Two weeks ago I might have questioned if we could get FILE* past the committee bc it's using a C construct in a c++ interface. But the format library just had a positive reception for that from LEWG so it seems possible.

JeffGarland commented 3 years ago

Designated initializers don't work on MSVC, not sure if a implementation error or if gcc is to leniant. Relevant for #67.

Not sure -- is there a snippet we can put in godbolt to see what clang says?

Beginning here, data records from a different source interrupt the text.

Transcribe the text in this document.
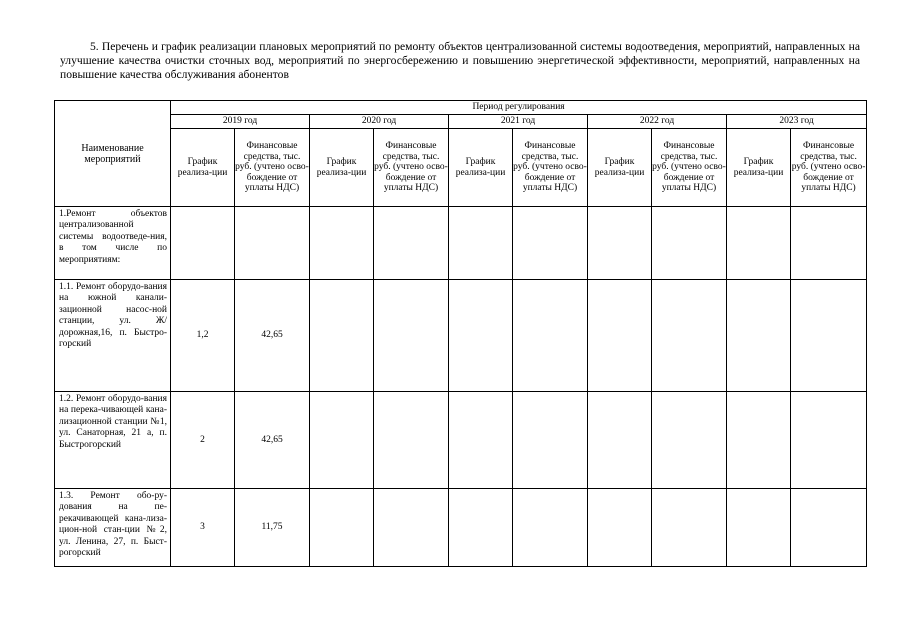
5. Перечень и график реализации плановых мероприятий по ремонту объектов централизованной системы водоотведения, мероприятий, направленных на улучшение качества очистки сточных вод, мероприятий по энергосбережению и повышению энергетической эффективности, мероприятий, направленных на повышение качества обслуживания абонентов
Наименование мероприятий	Период регулирования									
	2019 год		2020 год		2021 год		2022 год		2023 год	
	График реализа-ции	Финансовые средства, тыс. руб. (учтено осво-бождение от уплаты НДС)	График реализа-ции	Финансовые средства, тыс. руб. (учтено осво-бождение от уплаты НДС)	График реализа-ции	Финансовые средства, тыс. руб. (учтено осво-бождение от уплаты НДС)	График реализа-ции	Финансовые средства, тыс. руб. (учтено осво-бождение от уплаты НДС)	График реализа-ции	Финансовые средства, тыс. руб. (учтено осво-бождение от уплаты НДС)
1.Ремонт объектов централизованной системы водоотведе-ния, в том числе по мероприятиям:										
1.1. Ремонт оборудо-вания на южной канали-зационной насос-ной станции, ул. Ж/дорожная,16, п. Быстро-горский	1,2	42,65								
1.2. Ремонт оборудо-вания на перека-чивающей кана-лизационной станции №1, ул. Санаторная, 21 а, п. Быстрогорский	2	42,65								
1.3. Ремонт обо-ру-дования на пе-рекачивающей кана-лиза-цион-ной стан-ции №2, ул. Ленина, 27, п. Быст-рогорский	3	11,75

klemens-morgenstern commented 3 years ago

The FILE* is really just there so we can reuse stdout, stderr and stdin. In my implementation I actuall use a special type as default, instead of FILE*.

namespace detail {

#if defined(__unix__)

using native_stream_handle = int;

struct default_stderr { static int get() {return STDERR_FILENO;} };
struct default_stdout { static int get() {return STDOUT_FILENO;} };
struct default_stdin  { static int get() {return STDIN_FILENO;} };

#else

using native_stream_handle = HANDLE;

struct default_stderr { static HANDLE get() {return GetStdHandle(STD_ERROR_HANDLE);} };
struct default_stdout { static HANDLE get() {return GetStdHandle(STD_OUTPUT_HANDLE);} };
struct default_stdin  { static HANDLE get() {return GetStdHandle(STD_INPUT_HANDLE);} };

#endif

}

template<typename In = detail::default_stdin, typename Out = detail::default_stdout, typename Err = detail::default_stderr>
requires(
       requires(In   in) { { process_io_traits<std::remove_reference_t<In >>::get_readable_handle(in) } -> std::convertible_to<detail::native_stream_handle>;}
    && requires(Out out) { { process_io_traits<std::remove_reference_t<Out>>::get_writable_handle(out)} -> std::convertible_to<detail::native_stream_handle>;}
    && requires(Err err) { { process_io_traits<std::remove_reference_t<Err>>::get_writable_handle(err)} -> std::convertible_to<detail::native_stream_handle>;}
)
struct process_io
{
    In   in = {};
    Out out = {};
    Err err = {};
//...

];
klemens-morgenstern commented 3 years ago

I wasn't able to reproduce the issue with a simple example, but I think this is semantically correct. A very much simplified example works on gce.